13% of US biology teachers advocate creationism: Welcome to 2011

What happened to curricular standards? And why the heck are Creationists biology teachers?
Written by Christopher Dawson, Contributor

My jaw hit the floor with a painful thud when I saw the headlines surrounding a Science article published Friday. A full 13% of surveyed US biology teachers were actively promoting Creationism, while the majority of the 900 surveyed taught evolution either ineffectively or in such a wishy-washy manner as to send students mixed messages and fail to teach a core tennet within modern biology.

Believe what you want. I don't care. That's entirely your business. But when your business is also to teach biology, then you had better not only be teaching to your state's standards but also be teaching a concept critical to our understanding of virtually every aspect of biology, human and otherwise. To know that less than one third of the biology teachers surveyed actually managed to teach the subject effectively is like hearing that only a small percentage of elementary teachers cover fraction manipulation well. Oh, wait...

There are plenty of school committee members and parents out there screaming for intelligent design to at least be taught, if not full-on Adam=Dust, Eve=Adam's rib, and Adam+Eve=Human Race, as a compromise between what we know of science and their Christian beliefs. However, by not teaching students directly and clearly about what we know of evolution and natural selection (and we know quite a little bit, thank you very much, Charles Darwin, and the generations of biologists who came after you), we rob them of a fundamental understanding of life and prevent them from learning the foundation for most biological sciences.

I'm not here to argue fundamentalist doctrines versus science. I'm here to argue for the education of our children in a manner consistent with massive bodies of knowledge and real, validated, widely accepted scientific facts and principals.

My wife would disagree adamantly with me. She's an Adam-and-Eve sort of girl and I don't hold that against her. Our minister takes a more flexible approach and I like hearing what he has to say most weekends. My mom was the first to introduce me to the idea that "maybe God guided evolution...After all, 6 days of God's time could be millions of years in ours." Yes, I still remember that conversation.

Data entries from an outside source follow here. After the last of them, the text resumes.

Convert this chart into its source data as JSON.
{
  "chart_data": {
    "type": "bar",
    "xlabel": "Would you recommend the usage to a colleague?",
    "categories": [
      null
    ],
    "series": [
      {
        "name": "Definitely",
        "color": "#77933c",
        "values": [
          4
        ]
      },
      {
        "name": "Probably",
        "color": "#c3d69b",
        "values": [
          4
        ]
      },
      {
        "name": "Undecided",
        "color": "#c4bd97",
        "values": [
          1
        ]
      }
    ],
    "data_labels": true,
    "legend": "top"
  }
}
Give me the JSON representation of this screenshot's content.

But guess what? Not one of those three people is, should be, or ever will teach biology. One of the first things we teach our students (in science and elsewhere) is the difference between fact and opinion, belief and theory, rigorous research and pseudoscience. We don't call it pseudoscience in the third grade. But the average third grader should be able to tell you a little bit about the scientific method.

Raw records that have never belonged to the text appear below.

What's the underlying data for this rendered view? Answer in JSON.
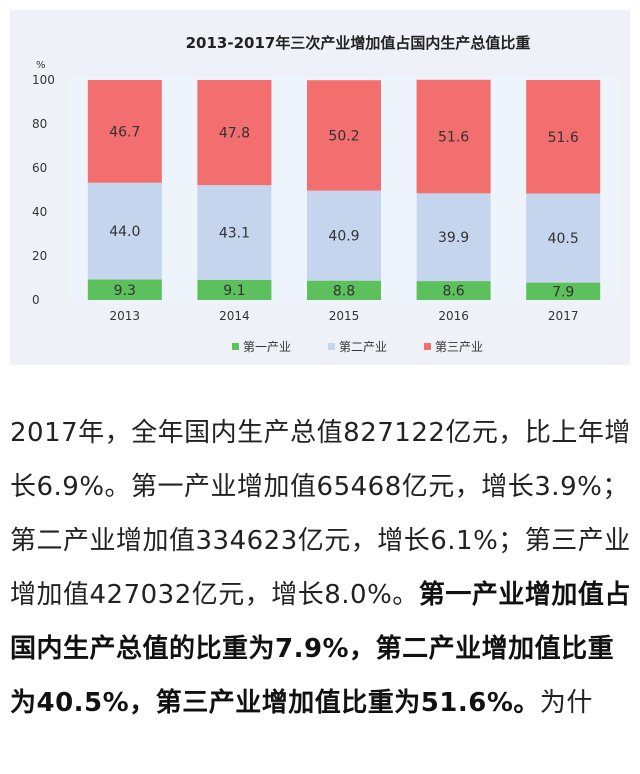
{
  "chart_data": {
    "type": "bar",
    "stacked": true,
    "title": "2013-2017年三次产业增加值占国内生产总值比重",
    "ylabel": "%",
    "ylim": [
      0,
      100
    ],
    "yticks": [
      "0",
      "20",
      "40",
      "60",
      "80",
      "100"
    ],
    "categories": [
      "2013",
      "2014",
      "2015",
      "2016",
      "2017"
    ],
    "series": [
      {
        "name": "第一产业",
        "color": "#5cc15c",
        "values": [
          9.3,
          9.1,
          8.8,
          8.6,
          7.9
        ]
      },
      {
        "name": "第二产业",
        "color": "#c5d5ed",
        "values": [
          44.0,
          43.1,
          40.9,
          39.9,
          40.5
        ]
      },
      {
        "name": "第三产业",
        "color": "#f36e6e",
        "values": [
          46.7,
          47.8,
          50.2,
          51.6,
          51.6
        ]
      }
    ],
    "value_labels": [
      [
        "9.3",
        "9.1",
        "8.8",
        "8.6",
        "7.9"
      ],
      [
        "44.0",
        "43.1",
        "40.9",
        "39.9",
        "40.5"
      ],
      [
        "46.7",
        "47.8",
        "50.2",
        "51.6",
        "51.6"
      ]
    ],
    "legend": "bottom",
    "grid": false
  },
  "article": {
    "p1": "2017年，全年国内生产总值827122亿元，比上年增长6.9%。第一产业增加值65468亿元，增长3.9%；第二产业增加值334623亿元，增长6.1%；第三产业增加值427032亿元，增长8.0%。",
    "p2": "第一产业增加值占国内生产总值的比重为7.9%，第二产业增加值比重为40.5%，第三产业增加值比重为51.6%。",
    "p3": "为什"
  }
}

And the average high schooler should be able to tell you in detail about the roles of natural selection and random mutations in various ecosystems and in the evolution of species. Here's what Science had to say about this:

Just over 5 years ago, the scientific community turned its attention to a courtroom in Harrisburg, Pennsylvania. Eleven parents sued their Dover, Pennsylvania, school board to overturn a policy explicitly legitimizing intelligent design creationism. The case, Kitzmiller v. Dover, followed a familiar script: Local citizens wanted their religious values validated by the science curriculum; prominent academics testified to the scientific consensus on evolution; and creationists lost decisively. Intelligent design was not science, held the court, but rather an effort to advance a religious view via public schools, a violation of the U.S. Constitution's Establishment Clause...Many scientists cheered the decision...We suggest that the cheering was premature and the victory incomplete.

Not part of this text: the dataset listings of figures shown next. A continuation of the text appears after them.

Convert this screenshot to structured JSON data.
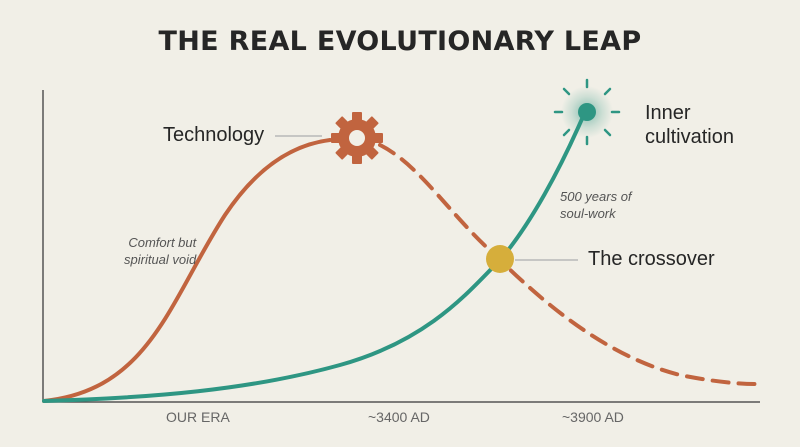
{
  "title": "THE REAL EVOLUTIONARY LEAP",
  "colors": {
    "background": "#f1efe7",
    "technology": "#c1643f",
    "inner": "#2e9683",
    "crossover": "#d6ae3b",
    "axis": "#555555",
    "leader": "#b8b8b8"
  },
  "icons": {
    "technology": "gear-icon",
    "inner": "sun-icon",
    "crossover": "dot-icon"
  },
  "labels": {
    "technology": "Technology",
    "inner_line1": "Inner",
    "inner_line2": "cultivation",
    "crossover": "The crossover"
  },
  "annotations": {
    "comfort_line1": "Comfort but",
    "comfort_line2": "spiritual void",
    "soul_line1": "500 years of",
    "soul_line2": "soul-work"
  },
  "axis": {
    "ticks": [
      "OUR ERA",
      "~3400 AD",
      "~3900 AD"
    ]
  }
}
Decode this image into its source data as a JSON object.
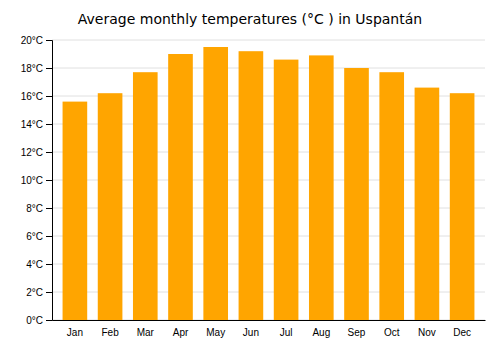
{
  "chart_data": {
    "type": "bar",
    "title": "Average monthly temperatures (°C ) in Uspantán",
    "categories": [
      "Jan",
      "Feb",
      "Mar",
      "Apr",
      "May",
      "Jun",
      "Jul",
      "Aug",
      "Sep",
      "Oct",
      "Nov",
      "Dec"
    ],
    "values": [
      15.6,
      16.2,
      17.7,
      19.0,
      19.5,
      19.2,
      18.6,
      18.9,
      18.0,
      17.7,
      16.6,
      16.2
    ],
    "color": "#FFA500",
    "ylim": [
      0,
      20
    ],
    "yticks": [
      {
        "value": 0,
        "label": "0°C"
      },
      {
        "value": 2,
        "label": "2°C"
      },
      {
        "value": 4,
        "label": "4°C"
      },
      {
        "value": 6,
        "label": "6°C"
      },
      {
        "value": 8,
        "label": "8°C"
      },
      {
        "value": 10,
        "label": "10°C"
      },
      {
        "value": 12,
        "label": "12°C"
      },
      {
        "value": 14,
        "label": "14°C"
      },
      {
        "value": 16,
        "label": "16°C"
      },
      {
        "value": 18,
        "label": "18°C"
      },
      {
        "value": 20,
        "label": "20°C"
      }
    ],
    "grid": true
  }
}
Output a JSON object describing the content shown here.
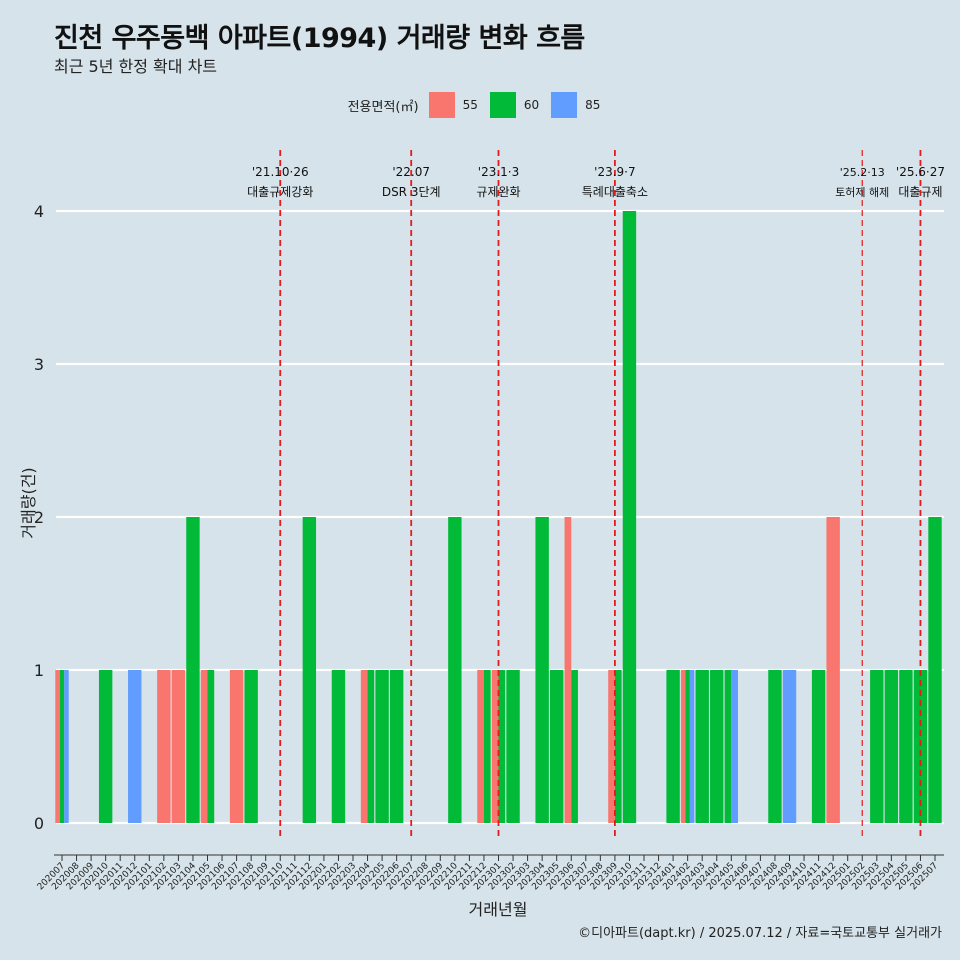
{
  "header": {
    "title": "진천 우주동백 아파트(1994) 거래량 변화 흐름",
    "subtitle": "최근 5년 한정 확대 차트"
  },
  "legend": {
    "title": "전용면적(㎡)",
    "items": [
      {
        "label": "55",
        "color": "#f8766d"
      },
      {
        "label": "60",
        "color": "#00ba38"
      },
      {
        "label": "85",
        "color": "#619cff"
      }
    ]
  },
  "caption": "©디아파트(dapt.kr) / 2025.07.12 / 자료=국토교통부 실거래가",
  "chart_data": {
    "type": "bar",
    "xlabel": "거래년월",
    "ylabel": "거래량(건)",
    "ylim": [
      0,
      4
    ],
    "yticks": [
      0,
      1,
      2,
      3,
      4
    ],
    "grid": true,
    "legend_position": "top",
    "categories": [
      "202007",
      "202008",
      "202009",
      "202010",
      "202011",
      "202012",
      "202101",
      "202102",
      "202103",
      "202104",
      "202105",
      "202106",
      "202107",
      "202108",
      "202109",
      "202110",
      "202111",
      "202112",
      "202201",
      "202202",
      "202203",
      "202204",
      "202205",
      "202206",
      "202207",
      "202208",
      "202209",
      "202210",
      "202211",
      "202212",
      "202301",
      "202302",
      "202303",
      "202304",
      "202305",
      "202306",
      "202307",
      "202308",
      "202309",
      "202310",
      "202311",
      "202312",
      "202401",
      "202402",
      "202403",
      "202404",
      "202405",
      "202406",
      "202407",
      "202408",
      "202409",
      "202410",
      "202411",
      "202412",
      "202501",
      "202502",
      "202503",
      "202504",
      "202505",
      "202506",
      "202507"
    ],
    "series": [
      {
        "name": "55",
        "color": "#f8766d",
        "values": [
          1,
          0,
          0,
          0,
          0,
          0,
          0,
          1,
          1,
          0,
          1,
          0,
          1,
          0,
          0,
          0,
          0,
          0,
          0,
          0,
          0,
          1,
          0,
          0,
          0,
          0,
          0,
          0,
          0,
          1,
          1,
          0,
          0,
          0,
          0,
          2,
          0,
          0,
          1,
          0,
          0,
          0,
          0,
          1,
          0,
          0,
          0,
          0,
          0,
          0,
          0,
          0,
          0,
          2,
          0,
          0,
          0,
          0,
          0,
          0,
          0
        ]
      },
      {
        "name": "60",
        "color": "#00ba38",
        "values": [
          1,
          0,
          0,
          1,
          0,
          0,
          0,
          0,
          0,
          2,
          1,
          0,
          0,
          1,
          0,
          0,
          0,
          2,
          0,
          1,
          0,
          1,
          1,
          1,
          0,
          0,
          0,
          2,
          0,
          1,
          1,
          1,
          0,
          2,
          1,
          1,
          0,
          0,
          1,
          4,
          0,
          0,
          1,
          1,
          1,
          1,
          1,
          0,
          0,
          1,
          0,
          0,
          1,
          0,
          0,
          0,
          1,
          1,
          1,
          1,
          2
        ]
      },
      {
        "name": "85",
        "color": "#619cff",
        "values": [
          1,
          0,
          0,
          0,
          0,
          1,
          0,
          0,
          0,
          0,
          0,
          0,
          0,
          0,
          0,
          0,
          0,
          0,
          0,
          0,
          0,
          0,
          0,
          0,
          0,
          0,
          0,
          0,
          0,
          0,
          0,
          0,
          0,
          0,
          0,
          0,
          0,
          0,
          0,
          0,
          0,
          0,
          0,
          1,
          0,
          0,
          1,
          0,
          0,
          0,
          1,
          0,
          0,
          0,
          0,
          0,
          0,
          0,
          0,
          0,
          0
        ]
      }
    ],
    "annotations": [
      {
        "x": "202110",
        "date": "'21.10·26",
        "label": "대출규제강화",
        "style": "dashed",
        "color": "#e41a1c"
      },
      {
        "x": "202207",
        "date": "'22.07",
        "label": "DSR 3단계",
        "style": "dashed",
        "color": "#e41a1c"
      },
      {
        "x": "202301",
        "date": "'23.1·3",
        "label": "규제완화",
        "style": "dashed",
        "color": "#e41a1c"
      },
      {
        "x": "202309",
        "date": "'23.9·7",
        "label": "특례대출축소",
        "style": "dashed",
        "color": "#e41a1c"
      },
      {
        "x": "202502",
        "date": "'25.2·13",
        "label": "토허제 해제",
        "style": "dashed-thin",
        "color": "#e41a1c"
      },
      {
        "x": "202506",
        "date": "'25.6·27",
        "label": "대출규제",
        "style": "dashed",
        "color": "#e41a1c"
      }
    ]
  }
}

The teaching of evolution infringes on nobody's rights. We have overwhelming scientific evidence in its favor. Parents and religious leaders can find their own ways to reconcile or refute the evidence based on their beliefs. However, teaching Creationism in our public schools not only violates the US Constitution, but infringes on a student's right to learn objective, research-based, state-of-the-art science from state-of-the-art teachers in state-of-the-art schools.

This is 2011 and their counterparts around the world with whom they will be competing in a few short years are decidedly not learning Creationism in their biology classes.